Hikma has maintained conservative net leverage since the rating inception in 2020, with well-managed operational expansion and business transformation. Its continuing conservative leverage corresponds to a high investment grade rating category, which, together with its strengthening business risk profile, supports an upgrade to ’BBB’.

Hikma’s operational development across its manufacturing facilities has resulted in strong EBITDA margins of above 25% in the last decade. Fitch projects a defined EBITDA margin of close to 25% in 2025-2026, rising towards 26% by 2028. This will be driven by more R&D investments in the injectables business while the generics business increases its profitability through increased contract manufacturing operations.

Fitch projects that Hikma’s free cash flow margins after dividends will be negative in 2025, due to two litigation settlement payouts in the US amounting to USD165 million, before improving to 3%-5% to 2028.

Hikma operates in select generics markets, which offer structural growth due to an expanding and ageing population with improving access to healthcare. However, these markets are subject to rising regulatory scrutiny and potential pricing pressure.

Fitch rates Hikma under its Rating Navigator Framework for Pharmaceutical Companies. The company’s low leverage is balanced by its small scale, compared with Teva and Fresenius Kabi, and Viatris. Hikma’s overall EBITDA margin in the mid-20% range is higher than the margins of Glenmark and Fresenius SE (ETR: FREG ), in line with Teva’s generic division, though slightly lower than Viatris’s.

Fitch’s key assumptions for Hikma include organic sales growth in the mid-single digits in 2025-2026, EBITDA margin declining slightly below 25% in 2025-2026, and capex plus milestone payments at 6.5%-7.5% of revenue for 2025-2028. Net acquisitions across 2025-2028 are expected to be USD400 million, leading to sales rises of 5.5%-6% a year.

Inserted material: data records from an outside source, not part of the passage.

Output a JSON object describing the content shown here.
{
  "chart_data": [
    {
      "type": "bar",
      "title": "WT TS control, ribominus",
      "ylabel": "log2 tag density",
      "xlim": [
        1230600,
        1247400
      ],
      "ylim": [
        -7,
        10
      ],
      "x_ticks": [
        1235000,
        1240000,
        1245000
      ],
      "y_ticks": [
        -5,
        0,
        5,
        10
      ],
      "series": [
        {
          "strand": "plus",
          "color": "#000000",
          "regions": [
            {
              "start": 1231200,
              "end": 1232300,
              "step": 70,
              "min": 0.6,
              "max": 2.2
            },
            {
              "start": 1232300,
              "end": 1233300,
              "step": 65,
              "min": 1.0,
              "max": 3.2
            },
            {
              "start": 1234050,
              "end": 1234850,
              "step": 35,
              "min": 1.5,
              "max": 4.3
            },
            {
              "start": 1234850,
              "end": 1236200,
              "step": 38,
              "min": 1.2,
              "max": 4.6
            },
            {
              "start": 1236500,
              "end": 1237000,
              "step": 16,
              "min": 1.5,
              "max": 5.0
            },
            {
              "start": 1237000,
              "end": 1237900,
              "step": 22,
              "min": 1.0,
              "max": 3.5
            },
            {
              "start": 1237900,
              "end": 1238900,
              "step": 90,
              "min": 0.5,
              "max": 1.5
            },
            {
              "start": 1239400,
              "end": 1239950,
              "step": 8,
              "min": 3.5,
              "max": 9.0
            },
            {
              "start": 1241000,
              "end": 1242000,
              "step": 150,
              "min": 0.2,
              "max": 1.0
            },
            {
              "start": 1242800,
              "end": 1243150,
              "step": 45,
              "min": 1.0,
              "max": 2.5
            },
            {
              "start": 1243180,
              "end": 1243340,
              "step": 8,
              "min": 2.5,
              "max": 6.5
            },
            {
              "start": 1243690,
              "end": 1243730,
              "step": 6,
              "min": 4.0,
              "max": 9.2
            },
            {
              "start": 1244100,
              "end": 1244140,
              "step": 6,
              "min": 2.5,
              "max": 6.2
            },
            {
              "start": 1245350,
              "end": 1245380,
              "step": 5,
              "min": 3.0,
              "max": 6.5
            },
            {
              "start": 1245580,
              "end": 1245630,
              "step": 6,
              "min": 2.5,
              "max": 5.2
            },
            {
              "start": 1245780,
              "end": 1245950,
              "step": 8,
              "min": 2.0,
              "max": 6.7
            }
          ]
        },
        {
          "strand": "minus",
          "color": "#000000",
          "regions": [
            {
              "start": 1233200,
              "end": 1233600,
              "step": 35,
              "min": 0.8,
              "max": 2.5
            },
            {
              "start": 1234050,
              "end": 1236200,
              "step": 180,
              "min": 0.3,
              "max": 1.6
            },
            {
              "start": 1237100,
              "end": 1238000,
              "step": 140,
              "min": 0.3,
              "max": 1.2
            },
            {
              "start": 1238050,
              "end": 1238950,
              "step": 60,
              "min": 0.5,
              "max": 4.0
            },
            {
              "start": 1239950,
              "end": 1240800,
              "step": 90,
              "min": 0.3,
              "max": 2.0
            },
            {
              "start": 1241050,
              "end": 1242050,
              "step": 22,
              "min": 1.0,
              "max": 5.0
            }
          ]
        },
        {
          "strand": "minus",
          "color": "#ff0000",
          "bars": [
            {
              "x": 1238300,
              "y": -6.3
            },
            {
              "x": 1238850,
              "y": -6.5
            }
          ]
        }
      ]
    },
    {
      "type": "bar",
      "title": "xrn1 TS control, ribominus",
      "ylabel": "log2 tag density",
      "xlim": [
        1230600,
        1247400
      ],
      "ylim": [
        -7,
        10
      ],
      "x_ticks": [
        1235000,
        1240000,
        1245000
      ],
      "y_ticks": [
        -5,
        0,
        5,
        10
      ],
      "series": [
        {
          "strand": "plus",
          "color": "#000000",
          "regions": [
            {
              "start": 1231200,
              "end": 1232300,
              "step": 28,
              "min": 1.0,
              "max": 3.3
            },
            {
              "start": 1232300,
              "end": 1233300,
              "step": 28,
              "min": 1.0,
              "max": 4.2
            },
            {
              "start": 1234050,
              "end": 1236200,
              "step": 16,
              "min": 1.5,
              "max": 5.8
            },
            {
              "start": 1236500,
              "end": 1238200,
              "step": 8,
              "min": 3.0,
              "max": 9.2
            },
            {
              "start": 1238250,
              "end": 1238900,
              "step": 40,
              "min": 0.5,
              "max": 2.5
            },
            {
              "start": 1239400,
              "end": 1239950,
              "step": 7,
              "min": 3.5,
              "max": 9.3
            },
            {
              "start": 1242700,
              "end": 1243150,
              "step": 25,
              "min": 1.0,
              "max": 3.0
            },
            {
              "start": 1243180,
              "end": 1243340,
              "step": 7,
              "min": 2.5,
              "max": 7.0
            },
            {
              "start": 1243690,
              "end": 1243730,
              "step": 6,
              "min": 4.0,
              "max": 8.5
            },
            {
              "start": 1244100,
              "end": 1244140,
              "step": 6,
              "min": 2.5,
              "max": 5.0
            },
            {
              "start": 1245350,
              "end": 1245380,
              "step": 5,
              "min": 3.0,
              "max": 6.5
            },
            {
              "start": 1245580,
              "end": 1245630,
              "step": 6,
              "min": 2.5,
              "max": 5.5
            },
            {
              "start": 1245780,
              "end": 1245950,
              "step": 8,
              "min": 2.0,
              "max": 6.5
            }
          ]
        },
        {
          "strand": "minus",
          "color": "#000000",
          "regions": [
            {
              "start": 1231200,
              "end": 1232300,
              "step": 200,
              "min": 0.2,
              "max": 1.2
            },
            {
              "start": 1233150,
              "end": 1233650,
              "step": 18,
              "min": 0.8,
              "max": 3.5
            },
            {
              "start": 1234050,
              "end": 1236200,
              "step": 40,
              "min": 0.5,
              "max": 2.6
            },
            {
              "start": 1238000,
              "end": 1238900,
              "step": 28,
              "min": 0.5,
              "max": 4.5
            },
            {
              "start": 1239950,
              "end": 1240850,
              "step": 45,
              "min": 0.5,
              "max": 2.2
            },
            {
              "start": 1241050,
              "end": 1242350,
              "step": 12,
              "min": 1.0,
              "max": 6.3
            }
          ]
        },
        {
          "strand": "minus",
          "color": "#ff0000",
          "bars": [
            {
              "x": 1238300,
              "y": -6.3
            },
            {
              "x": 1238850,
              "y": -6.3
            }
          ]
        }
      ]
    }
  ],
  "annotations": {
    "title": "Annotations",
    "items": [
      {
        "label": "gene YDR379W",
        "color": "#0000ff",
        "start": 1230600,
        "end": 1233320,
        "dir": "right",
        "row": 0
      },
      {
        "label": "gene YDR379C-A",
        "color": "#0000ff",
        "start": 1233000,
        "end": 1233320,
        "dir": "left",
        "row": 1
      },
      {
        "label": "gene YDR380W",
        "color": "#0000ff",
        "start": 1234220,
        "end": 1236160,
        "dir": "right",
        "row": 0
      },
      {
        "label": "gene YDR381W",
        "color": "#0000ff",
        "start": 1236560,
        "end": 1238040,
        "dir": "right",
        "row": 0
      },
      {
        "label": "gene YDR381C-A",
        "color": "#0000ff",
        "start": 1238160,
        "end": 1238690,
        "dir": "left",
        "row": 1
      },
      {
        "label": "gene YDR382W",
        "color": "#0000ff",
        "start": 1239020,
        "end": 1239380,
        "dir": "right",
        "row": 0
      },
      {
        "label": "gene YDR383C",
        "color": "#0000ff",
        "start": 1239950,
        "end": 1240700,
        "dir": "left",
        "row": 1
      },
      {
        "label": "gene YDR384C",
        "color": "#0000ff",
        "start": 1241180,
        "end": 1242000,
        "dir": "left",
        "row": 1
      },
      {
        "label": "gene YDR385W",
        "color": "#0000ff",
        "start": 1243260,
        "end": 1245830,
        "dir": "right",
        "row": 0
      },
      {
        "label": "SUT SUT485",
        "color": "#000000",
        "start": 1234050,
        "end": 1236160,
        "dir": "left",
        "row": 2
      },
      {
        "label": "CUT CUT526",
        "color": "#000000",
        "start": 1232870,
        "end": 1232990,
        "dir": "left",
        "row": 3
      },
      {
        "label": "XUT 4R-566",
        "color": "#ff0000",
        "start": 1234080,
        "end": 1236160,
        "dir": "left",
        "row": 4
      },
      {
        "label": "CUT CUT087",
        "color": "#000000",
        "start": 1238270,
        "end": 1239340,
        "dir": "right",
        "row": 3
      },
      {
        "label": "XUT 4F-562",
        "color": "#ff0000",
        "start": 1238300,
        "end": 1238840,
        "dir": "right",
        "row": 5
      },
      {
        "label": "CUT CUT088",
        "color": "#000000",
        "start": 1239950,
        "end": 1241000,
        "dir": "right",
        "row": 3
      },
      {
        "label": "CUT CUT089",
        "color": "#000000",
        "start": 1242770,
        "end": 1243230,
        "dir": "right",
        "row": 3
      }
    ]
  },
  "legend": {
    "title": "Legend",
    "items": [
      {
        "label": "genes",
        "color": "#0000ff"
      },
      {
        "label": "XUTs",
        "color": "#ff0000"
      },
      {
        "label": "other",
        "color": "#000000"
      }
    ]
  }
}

Factors that could lead to a downgrade include EBITDA net leverage above 1.8x on a sustained basis, deterioration of market conditions or competitive position leading to EBITDA margin below 23% on a sustained basis, and free cash flow margin consistently in the low-single digits. Factors that could lead to an upgrade include sustained profitable business expansion across all the divisions, successful execution of its R&D strategy, and EBITDA net leverage below 1.3x on a sustained basis.